L’hebdomadaire L’Obs du 7/12/2014 (Vincent Monnier) s’interroge : « “L’empereur de papier” ne serait-il en réalité qu’un vulgaire Madoff des Lettres ? » Cette question qui a traversé les médias ne date pas des derniers mois, mais elle s’est bien sûr amplifiée avec l’ouverture d’une enquête préliminaire de la BRDE. Sur des faits précis et condamnables, l’enquête étant en cours, nous ne possédons pas d’information dont nous pourrions faire état. Mais nous avons tenu à faire le point sur cette forme de marché et d’investissement avec Anne Lamort, présidente du SLAM, Syndicat de la Librairie Ancienne et moderne.- Propos recueillis par Frederik Reitz.

Le Magazine du bibliophile n° 116, Janvier-Février 2015

Selon vous, Anne Lamort, d’après les sources dont vous bénéficiez, que pourrait-on reprocher à la société Aristophil – qui depuis un certain temps bousculait les habitudes d’un petit marché ?

Ce qu’on peut reprocher à un fonds d’investissement est avant tout de faire croire à des gains de 8 % dont on sait qu’ils sont, sinon irréalisables, pour le moins extrêmement aléatoires dans un domaine où l’offre et la demande sont totalement imprévisibles.
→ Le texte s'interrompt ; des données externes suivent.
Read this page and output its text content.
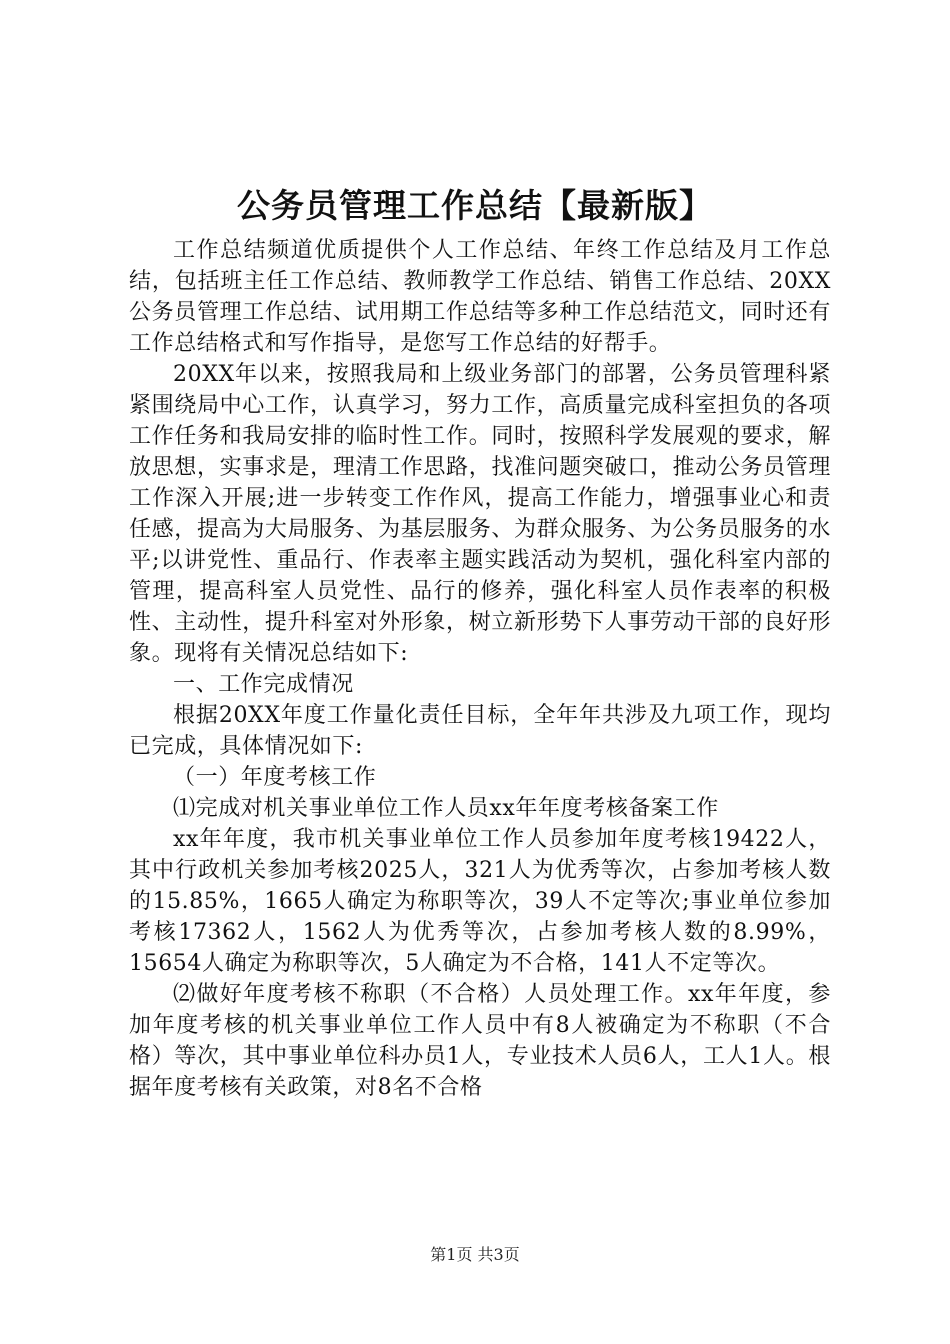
公务员管理工作总结【最新版】

工作总结频道优质提供个人工作总结、年终工作总结及月工作总结，包括班主任工作总结、教师教学工作总结、销售工作总结、20XX公务员管理工作总结、试用期工作总结等多种工作总结范文，同时还有工作总结格式和写作指导，是您写工作总结的好帮手。

20XX年以来，按照我局和上级业务部门的部署，公务员管理科紧紧围绕局中心工作，认真学习，努力工作，高质量完成科室担负的各项工作任务和我局安排的临时性工作。同时，按照科学发展观的要求，解放思想，实事求是，理清工作思路，找准问题突破口，推动公务员管理工作深入开展;进一步转变工作作风，提高工作能力，增强事业心和责任感，提高为大局服务、为基层服务、为群众服务、为公务员服务的水平;以讲党性、重品行、作表率主题实践活动为契机，强化科室内部的管理，提高科室人员党性、品行的修养，强化科室人员作表率的积极性、主动性，提升科室对外形象，树立新形势下人事劳动干部的良好形象。现将有关情况总结如下:

一、工作完成情况

根据20XX年度工作量化责任目标，全年年共涉及九项工作，现均已完成，具体情况如下:

（一）年度考核工作

⑴完成对机关事业单位工作人员xx年年度考核备案工作

xx年年度，我市机关事业单位工作人员参加年度考核19422人，其中行政机关参加考核2025人，321人为优秀等次，占参加考核人数的15.85%，1665人确定为称职等次，39人不定等次;事业单位参加考核17362人，1562人为优秀等次，占参加考核人数的8.99%，15654人确定为称职等次，5人确定为不合格，141人不定等次。

⑵做好年度考核不称职（不合格）人员处理工作。xx年年度，参加年度考核的机关事业单位工作人员中有8人被确定为不称职（不合格）等次，其中事业单位科办员1人，专业技术人员6人，工人1人。根据年度考核有关政策，对8名不合格

第1页 共3页
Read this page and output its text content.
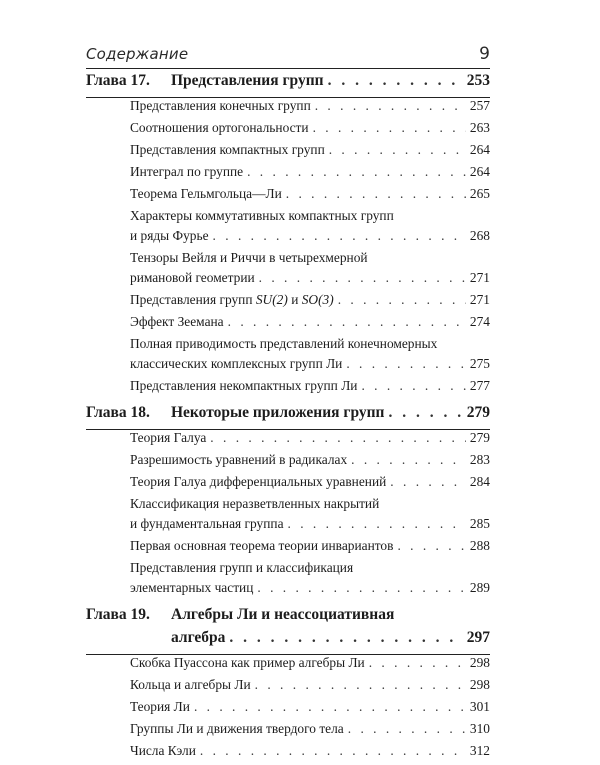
Содержание	9
Глава 17.	Представления групп . . .	253
Представления конечных групп . . .	257
Соотношения ортогональности . . .	263
Представления компактных групп . . .	264
Интеграл по группе . . .	264
Теорема Гельмгольца—Ли . . .	265
Характеры коммутативных компактных групп
и ряды Фурье . . .	268
Тензоры Вейля и Риччи в четырехмерной
римановой геометрии . . .	271
Представления групп SU(2) и SO(3) . . .	271
Эффект Зеемана . . .	274
Полная приводимость представлений конечномерных
классических комплексных групп Ли . . .	275
Представления некомпактных групп Ли . . .	277
Глава 18.	Некоторые приложения групп . . .	279
Теория Галуа . . .	279
Разрешимость уравнений в радикалах . . .	283
Теория Галуа дифференциальных уравнений . . .	284
Классификация неразветвленных накрытий
и фундаментальная группа . . .	285
Первая основная теорема теории инвариантов . . .	288
Представления групп и классификация
элементарных частиц . . .	289
Глава 19.	Алгебры Ли и неассоциативная
алгебра . . .	297
Скобка Пуассона как пример алгебры Ли . . .	298
Кольца и алгебры Ли . . .	298
Теория Ли . . .	301
Группы Ли и движения твердого тела . . .	310
Числа Кэли . . .	312
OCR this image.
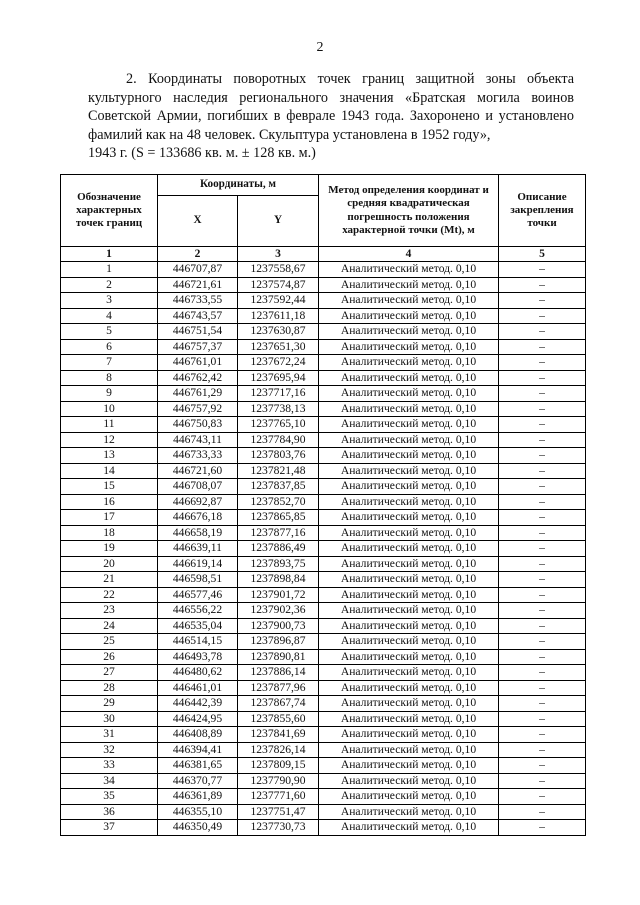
2

2. Координаты поворотных точек границ защитной зоны объекта культурного наследия регионального значения «Братская могила воинов Советской Армии, погибших в феврале 1943 года. Захоронено и установлено фамилий как на 48 человек. Скульптура установлена в 1952 году»,

1943 г. (S = 133686 кв. м. ± 128 кв. м.)
Обозначение характерных точек границ	Координаты, м		Метод определения координат и средняя квадратическая погрешность положения характерной точки (Mt), м	Описание закрепления точки
	X	Y		
1	2	3	4	5
1	446707,87	1237558,67	Аналитический метод. 0,10	–
2	446721,61	1237574,87	Аналитический метод. 0,10	–
3	446733,55	1237592,44	Аналитический метод. 0,10	–
4	446743,57	1237611,18	Аналитический метод. 0,10	–
5	446751,54	1237630,87	Аналитический метод. 0,10	–
6	446757,37	1237651,30	Аналитический метод. 0,10	–
7	446761,01	1237672,24	Аналитический метод. 0,10	–
8	446762,42	1237695,94	Аналитический метод. 0,10	–
9	446761,29	1237717,16	Аналитический метод. 0,10	–
10	446757,92	1237738,13	Аналитический метод. 0,10	–
11	446750,83	1237765,10	Аналитический метод. 0,10	–
12	446743,11	1237784,90	Аналитический метод. 0,10	–
13	446733,33	1237803,76	Аналитический метод. 0,10	–
14	446721,60	1237821,48	Аналитический метод. 0,10	–
15	446708,07	1237837,85	Аналитический метод. 0,10	–
16	446692,87	1237852,70	Аналитический метод. 0,10	–
17	446676,18	1237865,85	Аналитический метод. 0,10	–
18	446658,19	1237877,16	Аналитический метод. 0,10	–
19	446639,11	1237886,49	Аналитический метод. 0,10	–
20	446619,14	1237893,75	Аналитический метод. 0,10	–
21	446598,51	1237898,84	Аналитический метод. 0,10	–
22	446577,46	1237901,72	Аналитический метод. 0,10	–
23	446556,22	1237902,36	Аналитический метод. 0,10	–
24	446535,04	1237900,73	Аналитический метод. 0,10	–
25	446514,15	1237896,87	Аналитический метод. 0,10	–
26	446493,78	1237890,81	Аналитический метод. 0,10	–
27	446480,62	1237886,14	Аналитический метод. 0,10	–
28	446461,01	1237877,96	Аналитический метод. 0,10	–
29	446442,39	1237867,74	Аналитический метод. 0,10	–
30	446424,95	1237855,60	Аналитический метод. 0,10	–
31	446408,89	1237841,69	Аналитический метод. 0,10	–
32	446394,41	1237826,14	Аналитический метод. 0,10	–
33	446381,65	1237809,15	Аналитический метод. 0,10	–
34	446370,77	1237790,90	Аналитический метод. 0,10	–
35	446361,89	1237771,60	Аналитический метод. 0,10	–
36	446355,10	1237751,47	Аналитический метод. 0,10	–
37	446350,49	1237730,73	Аналитический метод. 0,10	–
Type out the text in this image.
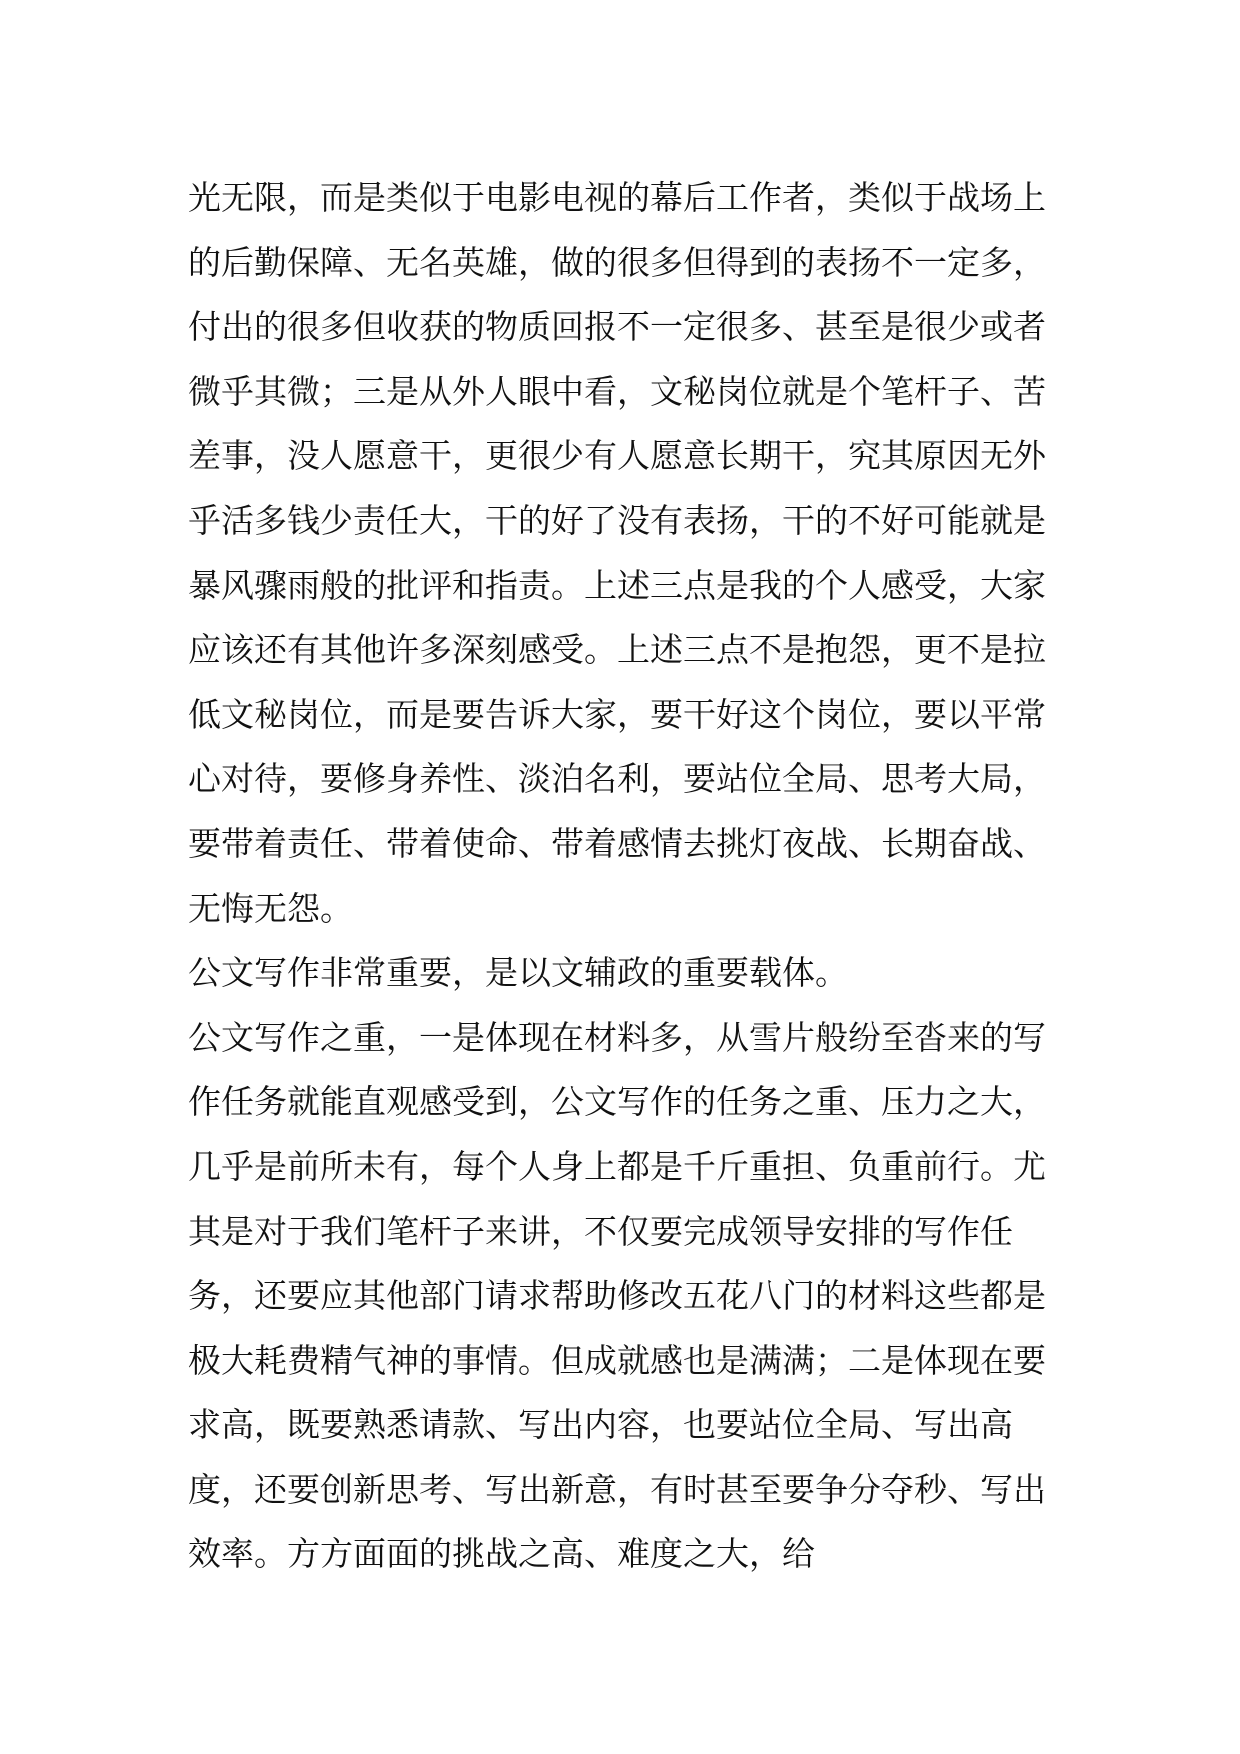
光无限，而是类似于电影电视的幕后工作者，类似于战场上的后勤保障、无名英雄，做的很多但得到的表扬不一定多，付出的很多但收获的物质回报不一定很多、甚至是很少或者微乎其微；三是从外人眼中看，文秘岗位就是个笔杆子、苦差事，没人愿意干，更很少有人愿意长期干，究其原因无外乎活多钱少责任大，干的好了没有表扬，干的不好可能就是暴风骤雨般的批评和指责。上述三点是我的个人感受，大家应该还有其他许多深刻感受。上述三点不是抱怨，更不是拉低文秘岗位，而是要告诉大家，要干好这个岗位，要以平常心对待，要修身养性、淡泊名利，要站位全局、思考大局，要带着责任、带着使命、带着感情去挑灯夜战、长期奋战、无悔无怨。

公文写作非常重要，是以文辅政的重要载体。

公文写作之重，一是体现在材料多，从雪片般纷至沓来的写作任务就能直观感受到，公文写作的任务之重、压力之大，几乎是前所未有，每个人身上都是千斤重担、负重前行。尤其是对于我们笔杆子来讲，不仅要完成领导安排的写作任务，还要应其他部门请求帮助修改五花八门的材料这些都是极大耗费精气神的事情。但成就感也是满满；二是体现在要求高，既要熟悉请款、写出内容，也要站位全局、写出高度，还要创新思考、写出新意，有时甚至要争分夺秒、写出效率。方方面面的挑战之高、难度之大，给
Si le risque est clairement affiché et le marché entièrement loyal, on ne peut rien reprocher à un fonds d’investissement. Si des gains anormalement élevés sont promis par les conseillers en patrimoine qui sont juges et parties (Aristophil possédait son propre centre de formation de conseillers en patrimoines, exceptionnellement bien commissionnés sur les sommes ramenées au bercail), si les valeurs sont faussées par des interventions artificielles, la justice a le devoir de protéger les investisseurs actuels ou potentiels. C’est j’imagine sur ces aspects que travaillent actuellement les enquêteurs puisque l’escroquerie en bande organisée est la qualification retenue pour l’enquête préliminaire.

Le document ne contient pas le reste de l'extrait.